Among others, his roles have been to help people outside the Church understand it better, to ensure that publicity is fair and accurate, and to help build strong community relationships. With two degrees, public relations and consulting experience, and an extensive career as an administrator and faculty member at BYU, Olsen came well prepared to his directorship. And, he says, directing the Church’s public relations efforts during the 2002 Olympics demanded all of his skills. 

“This was the biggest challenge I have ever faced in terms of making my endeavors work for the Church,” he says. “I worked on it for seven years. My challenge was to find that narrow line that would be appropriate for a church headquartered in the Olympic city. We considered everything the Olympics asked of us but primarily pulled in our own programs, and they unfolded in 17 magical days in February 2002.” 

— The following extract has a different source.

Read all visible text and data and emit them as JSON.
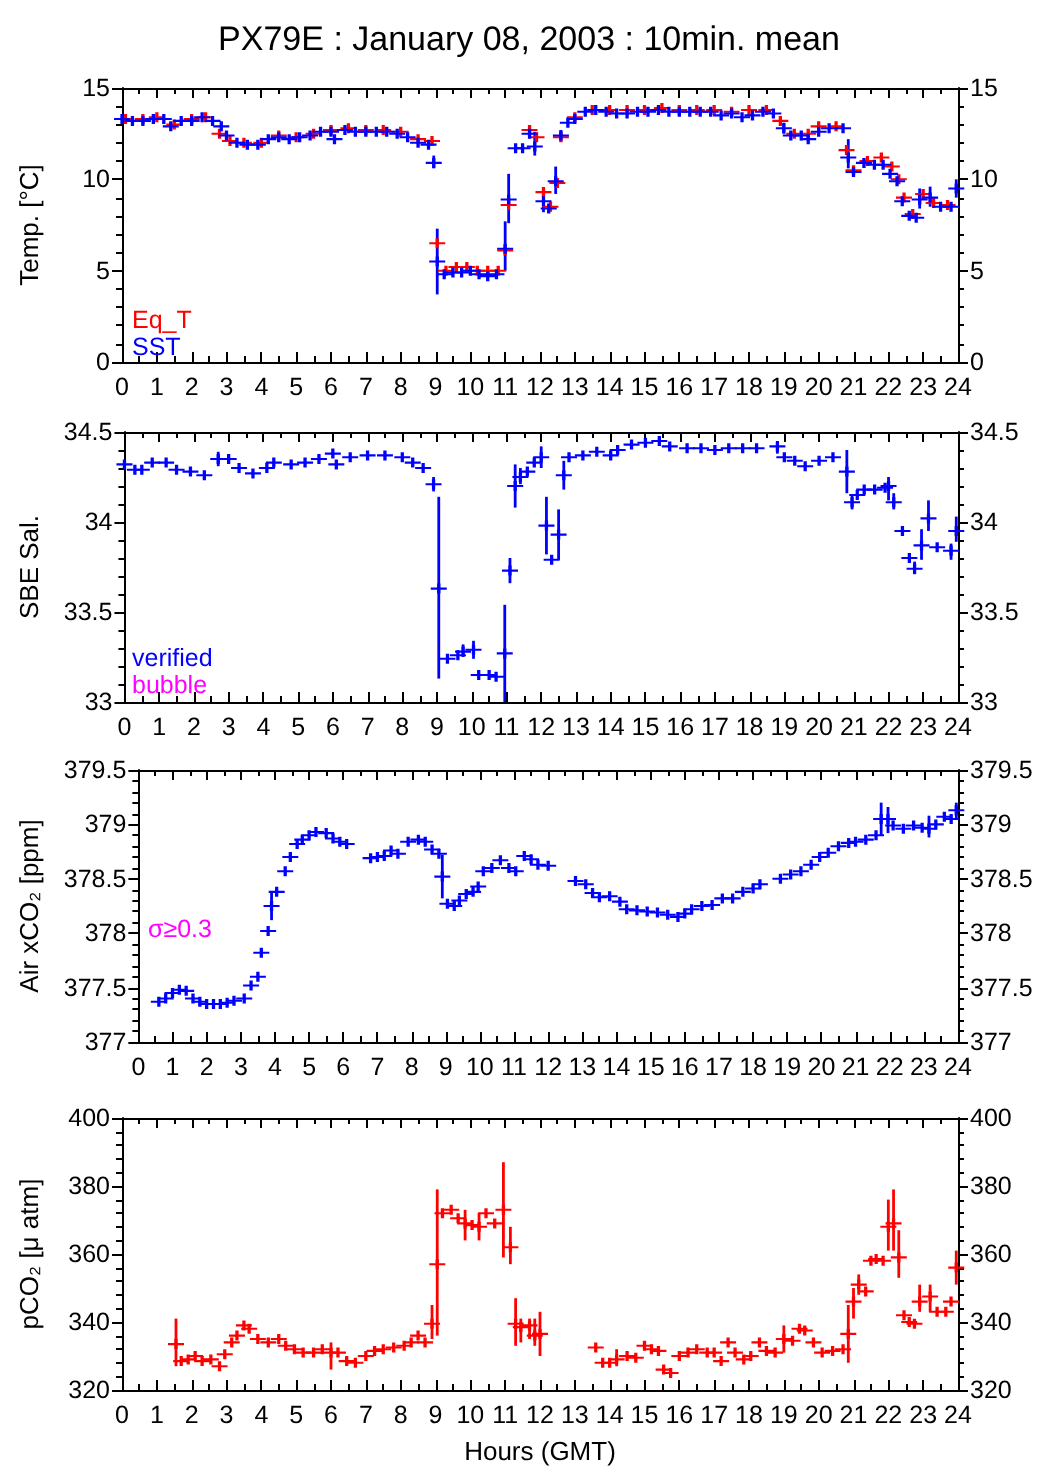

Olsen said reality exceeded expectations as he and his staff worked with the 1,334 journalists who registered with them. They operated a news resource center and offered 100 story packages with video, audio, printed stories, and images for the Web. They also coordinated 13 major interviews with President Hinckley. 

“We dealt with myths about the Church and found a way to interest national and international media in more than polygamy and the Word of Wisdom,” he explained. “We did everything from highlighting the Salt Lake Temple to showing the growth of Salt Lake City. The Olympics people like to go into an Olympic city and examine the culture. Well, we are the culture and history of Salt Lake City.”

Olsen adds, “The Lord took a hand in some really remarkable ways, such as in the Light of the World presentations that were seen by the world.”

With the unprecedented opportunity presented by the Olympics, it would be easy to think everything after that would seem anticlimactic—but that wasn’t the case. No sooner had Olsen drawn a breath after the Olympics than he helped prepare for the opening of the Nauvoo Temple in Illinois. “And it doesn’t end there,” he says. 

Managing public affairs for the Church of Jesus Christ is a good life for a man from rural Orangeville, Utah, who attended a year of college in Price before going on a mission and realizing he wanted the Church to be the most dominant thing in his life. 

He found this good life at BYU, where he served as editor of the newspaper before being elected student body president. He found it while serving as a mission president in Boston. And he especially found it working for the Church. 

In some ways his goals have come full circle. “As student body president I was an ad hoc member of the alumni board. I loved the opportunity to serve and told myself I would love to associate with the board again someday.” It was decades later, but this past year Olsen was selected to serve on the BYU Alumni Association Board of Directors as a fully participating member.